Mes premières expériences sur des chantiers ont été assez particulières; le regard des ouvriers et le questionnement sur leur visage en disait long sur le fait qu’ils n’avaient pas souvent eu affaire à une ingénieure mécanique. Ce n’était pas irrespectueux. Il me fallait seulement plus de temps et d’efforts que mes collègues masculins pour qu’on me prenne au sérieux et qu’on accepte mes directives. Il fallait briser un certain plafond de verre.
Devenir la patronne
Ça fait maintenant une dizaine d’années que je roule ma bosse en génie mécanique. Il y a quelques mois, j’ai eu vent d’une occasion d’affaires qui m’a fait frissonner; le propriétaire d’une entreprise de fabrication voulait se retirer et vendait sa compagnie. L’idée de devenir entrepreneure me trottait dans la tête depuis longtemps. C’était le moment de mettre le projet en marche!
Donc, depuis une semaine, je suis la nouvelle PDG de mon entreprise. Je me suis présentée le premier matin, le cœur plein de fierté et d’excitation! J’ai la tête pleine de projets - il me semble que tout est possible!
Ce matin, j’ai fait ma première visite sur un chantier où une de nos équipes travaille. Disons que j’ai eu droit à une douche froide. De toute évidence, si moi je sais que je peux y arriver comme propriétaire de cette entreprise, j’ai du travail à faire pour avoir un « look » de patronne. Le client, quand il m’a vu, m'a demandé où était le patron… J’espère que ce que j’ai ressenti n’a pas été trop visible.
Hourra pour l’accompagnement
Je savais que ça ne passerait pas comme du beurre dans la poêle, mon arrivée comme propriétaire. Heureusement, l’ancien propriétaire a accepté de rester quelques mois pour assurer une transition efficace et me faire part de ses connaissances et de ses contacts. Et j’en suis bien contente, car il est un excellent mentor et me guide bien avec les rouages, l’histoire et les valeurs de l’entreprise. C’est important de connaître tout ça, car je ne veux pas tout changer, je veux faire évoluer l’entreprise.
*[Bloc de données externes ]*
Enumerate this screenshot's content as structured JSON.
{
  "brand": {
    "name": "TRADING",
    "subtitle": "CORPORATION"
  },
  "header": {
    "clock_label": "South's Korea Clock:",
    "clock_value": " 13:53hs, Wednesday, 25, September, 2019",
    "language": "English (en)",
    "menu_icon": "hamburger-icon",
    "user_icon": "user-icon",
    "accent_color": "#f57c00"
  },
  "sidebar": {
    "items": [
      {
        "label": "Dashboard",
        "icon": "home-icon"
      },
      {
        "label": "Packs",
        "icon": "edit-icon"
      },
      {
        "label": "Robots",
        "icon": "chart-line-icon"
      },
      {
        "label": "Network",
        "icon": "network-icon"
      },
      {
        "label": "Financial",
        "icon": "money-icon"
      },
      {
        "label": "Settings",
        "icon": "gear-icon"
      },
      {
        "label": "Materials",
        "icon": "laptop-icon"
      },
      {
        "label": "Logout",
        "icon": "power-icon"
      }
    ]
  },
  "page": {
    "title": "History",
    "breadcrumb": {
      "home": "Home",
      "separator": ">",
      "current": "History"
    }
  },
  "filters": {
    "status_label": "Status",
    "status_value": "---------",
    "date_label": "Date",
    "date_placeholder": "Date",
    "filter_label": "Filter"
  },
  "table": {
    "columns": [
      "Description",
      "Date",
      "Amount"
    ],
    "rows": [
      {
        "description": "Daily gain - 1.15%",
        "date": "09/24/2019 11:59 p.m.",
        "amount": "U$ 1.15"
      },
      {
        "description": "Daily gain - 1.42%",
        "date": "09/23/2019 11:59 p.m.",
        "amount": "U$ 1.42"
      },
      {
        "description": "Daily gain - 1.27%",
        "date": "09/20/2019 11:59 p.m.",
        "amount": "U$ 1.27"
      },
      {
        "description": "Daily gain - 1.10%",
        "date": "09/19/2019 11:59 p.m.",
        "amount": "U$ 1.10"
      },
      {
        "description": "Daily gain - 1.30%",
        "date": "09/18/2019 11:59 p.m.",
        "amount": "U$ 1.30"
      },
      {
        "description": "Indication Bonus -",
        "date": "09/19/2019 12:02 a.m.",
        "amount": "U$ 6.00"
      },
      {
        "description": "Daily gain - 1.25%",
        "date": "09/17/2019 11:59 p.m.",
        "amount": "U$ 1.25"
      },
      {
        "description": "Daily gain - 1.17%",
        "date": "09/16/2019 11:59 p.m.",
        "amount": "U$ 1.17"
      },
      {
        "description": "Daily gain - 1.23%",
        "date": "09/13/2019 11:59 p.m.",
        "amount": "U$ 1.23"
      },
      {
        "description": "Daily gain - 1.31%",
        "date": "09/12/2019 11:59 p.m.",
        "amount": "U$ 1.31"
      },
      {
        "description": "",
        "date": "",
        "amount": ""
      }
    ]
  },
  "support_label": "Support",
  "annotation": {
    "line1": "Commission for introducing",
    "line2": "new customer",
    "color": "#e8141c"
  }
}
Les risques sont grands quand on achète une entreprise. J’ai investi beaucoup et des institutions financières m’ont fait confiance. La période de transition qui s’amorce est cruciale pour la suite. C’est pour ça que je veux prendre toutes les précautions. Je n’avais cependant pas prévu que le fait que je sois une femme, et jeune de surcroît, deviendrait à ce point un enjeu aux yeux de certains. D’un autre côté, si j’avais acheté une entreprise à prédominance d’employée féminine ou mixte, je pense que je vivrais les mêmes enjeux.
Tout ceci est pour moi un grand exercice de patience! Je sais qu’il faut laisser le temps aux employés, aux clients et même aux fournisseurs d’accepter le changement. J’ai ma place dans ce domaine et j’ai ma place à la tête de cette entreprise. Ça ne fait aucun doute dans mon esprit.
Selon mon expérience, en ayant des communications ouvertes et en respectant le processus, ces barrières tombent. Permettre à tout le monde de me poser leurs questions et de me parler de leurs inquiétudes va les aider à mieux comprendre les changements. Ça me permettra aussi de leur expliquer ce que j’attends d’eux, comme le respect de mes décisions et des nouvelles règles que je compte mettre en place.
D’autres femmes pour discuter
Dans ma recherche d’aide et de financement, une personne m’a parlé de plusieurs réseaux et d’organismes qui appuient les femmes en affaires, comme le RDÉE Nouveau-Brunswick (avec leur programme Solution : Repreneuriat), le Réseau échange femmes en affaires du Madawaska, Femmes en affaires NB, et m’a suggéré d’aller voir de ce côté. Une chance que j’ai suivi le conseil! J’ai là un groupe de soutien composé de femmes qui ont leur entreprise ou qui veulent se lancer en affaires. Ceci m’a également permis de discuter avec une entrepreneure qui veut bien m’aider et agir comme mentore.
Mes frustrations de femme dans un milieu d’hommes, certaines le vivent aussi. Ça nous permet d’en parler ouvertement et de nous encourager ou de nous rappeler d’être patientes - c’est aussi nécessaire.
Le groupe m’a également permis de voir que certains des défis que je ressens sont les mêmes pour toutes celles qui ont fait l’acquisition d’une entreprise établie; ça n’a rien à voir avec mon domaine. Raison de plus pour suivre mon plan de transition et continuer de croire en mon rêve!
À noter : Dans cet article, le «Je» est une narratrice fictive. Ce texte n'est pas un témoignage, il est uniquement inspiré de faits réels. Toute ressemblance avec des personnes ayant participé au programme n'est que pure coïncidence.